Póg mo thóin and call me Paddy!

In honor of St. Patrick’s Day, I lead a tasting of Irish whiskeys last weekend.  Planning an event like this turned out more difficult than I expected.  With tasting classes on rye, bourbon, and single malt Scotch under my belt, I thought Irish would be a breeze.  There are only four distilleries to choose from after all.  Ah, there’s the rub.  Four distilleries, but dozens of styles and expressions.  How do I choose?  What makes something uniquely “Irish?”  John Hansell posed this very question on WDJK last week.  I’ll let you read through what his readers had to say.  Ultimately, it was decided that Irish whiskey is spirit distilled from grain and aged in oak for a minimum of three years within the confines of either the Republic of Ireland or Northern Ireland.  That is quite a broad definition to be sure.  All that you’ve heard about triple distillation, no peat, and pot still* are tradition not law.  Many people say that Cooley completely changed the game.  That’s true, but Midleton produces quite a variety of whiskeys themselves (pure pot stills, blends with and without pot still components, single malts, etc.)  Even the folks at Bushmills don’t stick to the “traditional” recipe of pot still + single malt = blend.  This was troubling because I wanted to pick very “Irish” whiskeys, while staying away from Bushmills White Label and stock standard Jameson.  You can see why I had difficulty coming up with a tasting menu.  With Richard’s help, here’s what I ended up with:

Bushmills 10yo Single Malt (Bushmills) – Using Irish barley, triple distilled and aged for at least 10 years in “mostly bourbon casks,” this whiskey felt very “Scotch-y” to many of us.  I was particularly reminded of Auchentoshen.

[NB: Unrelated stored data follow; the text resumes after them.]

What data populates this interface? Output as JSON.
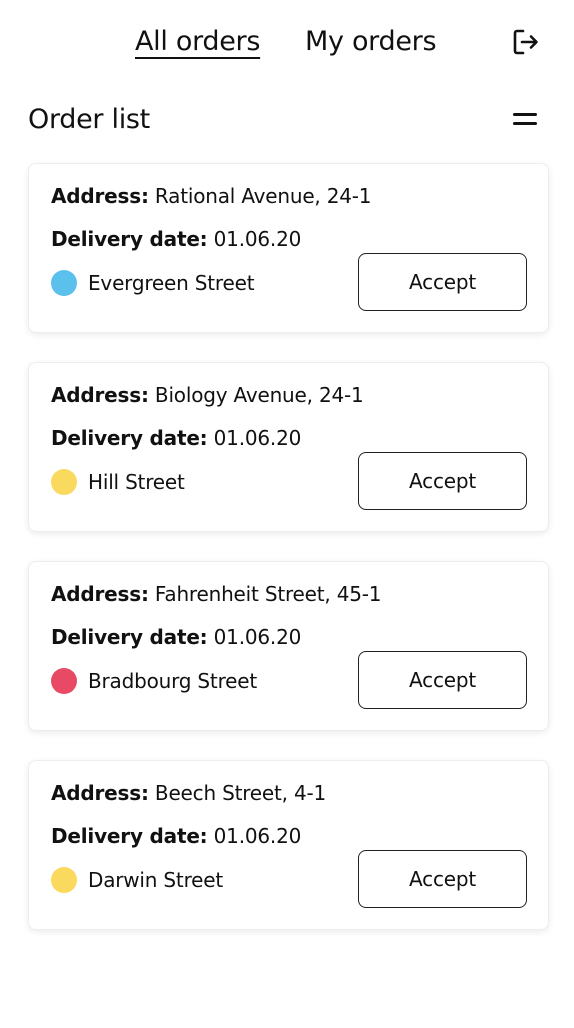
{
  "nav": {
    "tabs": [
      {
        "label": "All orders",
        "active": true
      },
      {
        "label": "My orders",
        "active": false
      }
    ],
    "logout_icon": "logout-icon"
  },
  "section": {
    "title": "Order list",
    "filter_icon": "equals-icon"
  },
  "orders": [
    {
      "address_label": "Address:",
      "address": "Rational Avenue, 24-1",
      "date_label": "Delivery date:",
      "date": "01.06.20",
      "route": "Evergreen Street",
      "route_color": "#5BC0EB",
      "action": "Accept"
    },
    {
      "address_label": "Address:",
      "address": "Biology Avenue, 24-1",
      "date_label": "Delivery date:",
      "date": "01.06.20",
      "route": "Hill Street",
      "route_color": "#FADA5E",
      "action": "Accept"
    },
    {
      "address_label": "Address:",
      "address": "Fahrenheit Street, 45-1",
      "date_label": "Delivery date:",
      "date": "01.06.20",
      "route": "Bradbourg Street",
      "route_color": "#E84A65",
      "action": "Accept"
    },
    {
      "address_label": "Address:",
      "address": "Beech Street, 4-1",
      "date_label": "Delivery date:",
      "date": "01.06.20",
      "route": "Darwin Street",
      "route_color": "#FADA5E",
      "action": "Accept"
    }
  ]
}
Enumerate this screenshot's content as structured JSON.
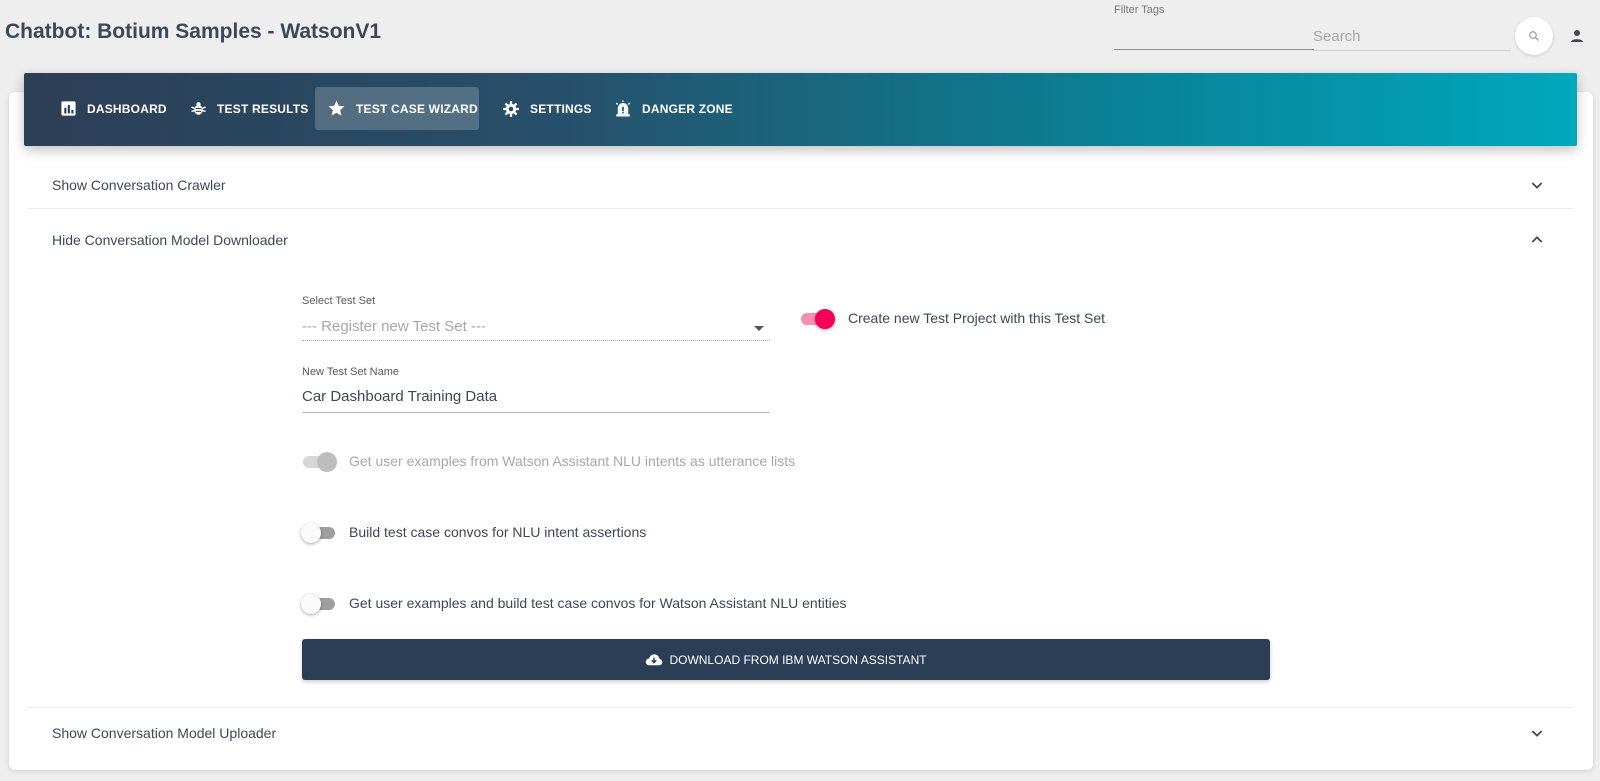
{
  "header": {
    "title": "Chatbot: Botium Samples - WatsonV1",
    "filter_tags_label": "Filter Tags",
    "search_placeholder": "Search"
  },
  "nav": {
    "items": [
      {
        "label": "DASHBOARD",
        "icon": "bar-chart-icon",
        "active": false
      },
      {
        "label": "TEST RESULTS",
        "icon": "bug-icon",
        "active": false
      },
      {
        "label": "TEST CASE WIZARD",
        "icon": "star-icon",
        "active": true
      },
      {
        "label": "SETTINGS",
        "icon": "gear-icon",
        "active": false
      },
      {
        "label": "DANGER ZONE",
        "icon": "alarm-icon",
        "active": false
      }
    ]
  },
  "panels": {
    "crawler": {
      "label": "Show Conversation Crawler",
      "expanded": false
    },
    "downloader": {
      "label": "Hide Conversation Model Downloader",
      "expanded": true
    },
    "uploader": {
      "label": "Show Conversation Model Uploader",
      "expanded": false
    }
  },
  "downloader_form": {
    "select_test_set_label": "Select Test Set",
    "select_test_set_value": "--- Register new Test Set ---",
    "create_project_label": "Create new Test Project with this Test Set",
    "create_project_on": true,
    "new_test_set_name_label": "New Test Set Name",
    "new_test_set_name_value": "Car Dashboard Training Data",
    "toggle_intents_label": "Get user examples from Watson Assistant NLU intents as utterance lists",
    "toggle_intents_state": "disabled-on",
    "toggle_convos_label": "Build test case convos for NLU intent assertions",
    "toggle_convos_on": false,
    "toggle_entities_label": "Get user examples and build test case convos for Watson Assistant NLU entities",
    "toggle_entities_on": false,
    "download_button_label": "DOWNLOAD FROM IBM WATSON ASSISTANT"
  },
  "colors": {
    "primary_dark": "#2c3e55",
    "accent": "#f50057",
    "gradient_end": "#00a8bd"
  }
}
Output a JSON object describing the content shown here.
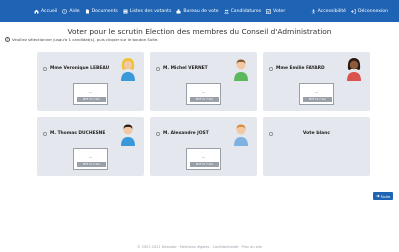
{
  "nav": {
    "left_items": [
      {
        "label": "Accueil",
        "icon": "home-icon"
      },
      {
        "label": "Aide",
        "icon": "help-circle-icon"
      },
      {
        "label": "Documents",
        "icon": "document-icon"
      },
      {
        "label": "Listes des votants",
        "icon": "list-icon"
      },
      {
        "label": "Bureau de vote",
        "icon": "ballot-box-icon"
      },
      {
        "label": "Candidatures",
        "icon": "candidates-icon"
      },
      {
        "label": "Voter",
        "icon": "vote-icon"
      }
    ],
    "right_items": [
      {
        "label": "Accessibilité",
        "icon": "accessibility-icon"
      },
      {
        "label": "Déconnexion",
        "icon": "logout-icon"
      }
    ]
  },
  "page": {
    "title": "Voter pour le scrutin Election des membres du Conseil d'Administration",
    "hint": "Veuillez sélectionner jusqu'à 1 candidat(s), puis cliquer sur le bouton Suite."
  },
  "candidates": [
    {
      "name": "Mme Veronique LEBEAU",
      "doc_dash": "...",
      "doc_label": "PDF (5.7 Ko)"
    },
    {
      "name": "M. Michel VERNET",
      "doc_dash": "...",
      "doc_label": "PDF (5.7 Ko)"
    },
    {
      "name": "Mme Emilie FAYARD",
      "doc_dash": "...",
      "doc_label": "PDF (5.7 Ko)"
    },
    {
      "name": "M. Thomas DUCHESNE",
      "doc_dash": "...",
      "doc_label": "PDF (5.7 Ko)"
    },
    {
      "name": "M. Alexandre JOST",
      "doc_dash": "...",
      "doc_label": "PDF (5.7 Ko)"
    },
    {
      "name": "Vote blanc"
    }
  ],
  "actions": {
    "next_label": "Suite"
  },
  "footer": {
    "text": "© 2007-2021 Neovote · Mentions légales · Confidentialité · Plan du site"
  },
  "colors": {
    "primary": "#1f64b4",
    "card": "#e4e8ee"
  }
}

Redbreast 12yo (Midleton) – Arguably the most uniquely Irish selection, Redbreast is one of a very few pure pot still whiskeys commercially available.  Unanimously the favorite of the tasting, this dram was praised it’s unique character and liveliness.

Paddy Old Irish Whiskey (Midleton) – A favorite among the Irish in the audience, Paddy surprised many of us.  Many an Irishman cut his whiskey teeth on this one.  Paddy is composed of a high percentage of single malt and a small amount of pot still.  This gives it a malty, caramel character with just a few hints of the green barley poking trough.  Personally, I was impressed with the complexity this dram offers for the value ($35 for a liter).  Careful though, this one has a somewhat hot finish that turned some people off.

Tullamore Dew Blended Irish Whiskey (Midleton) – Tullamore Dew is a blend of single malt, pot still, and grain alcohol.  It is one of the smoothest whiskeys around.  Smooth, but not all that complex.  Those of us who grew up with it have a fondness for this easy drinking dram, but the rest of group wanted something a little more aggressive.

Greenore Single Grain Whiskey (Cooley) – Made completely out of corn, double distilled and aged in bourbon casks for eight years, its no surprise that Greenore tastes very much like bourbon.  I am particularly remind of some of the micro-distilled bourbons (I’m looking at you Tuthilltown).  Several attendees described this as fermented corn flakes.  It was kind of a toss up as to who thought that was a good thing.  I enjoyed it for what it was, but it’s not very Irish to taste like bourbon.

Connemara Peated (Cooley) – Ah, our only peated whiskey.  Some have called Cooley a Scotch distillery that happens to be in Ireland.  This dram is the source of that statement.  I feel the peat in this dram is overstated, creating a somewhat boring peat monster.  There is none of the complexity you will find in its Scottish cousins.  For the group, the peat freaks were mostly with me and the peat haters disliked this one immensely.

There you are, three of four distilleries represented (can’t get actual Kilbeggan yet as far as I know).  I predicted that everyone would fall in love with Redbreast and I was right.  I have yet to find someone who does not enjoy it.  The second most popular was harder to gauge.  I would say there was a pretty even spread.  I don’t know if we learned anything about Irish whiskey, but we did have a good time.

*Pot still whiskey is whiskey produced in a copper pot still from a mash of both green (unmalted) and malted barley.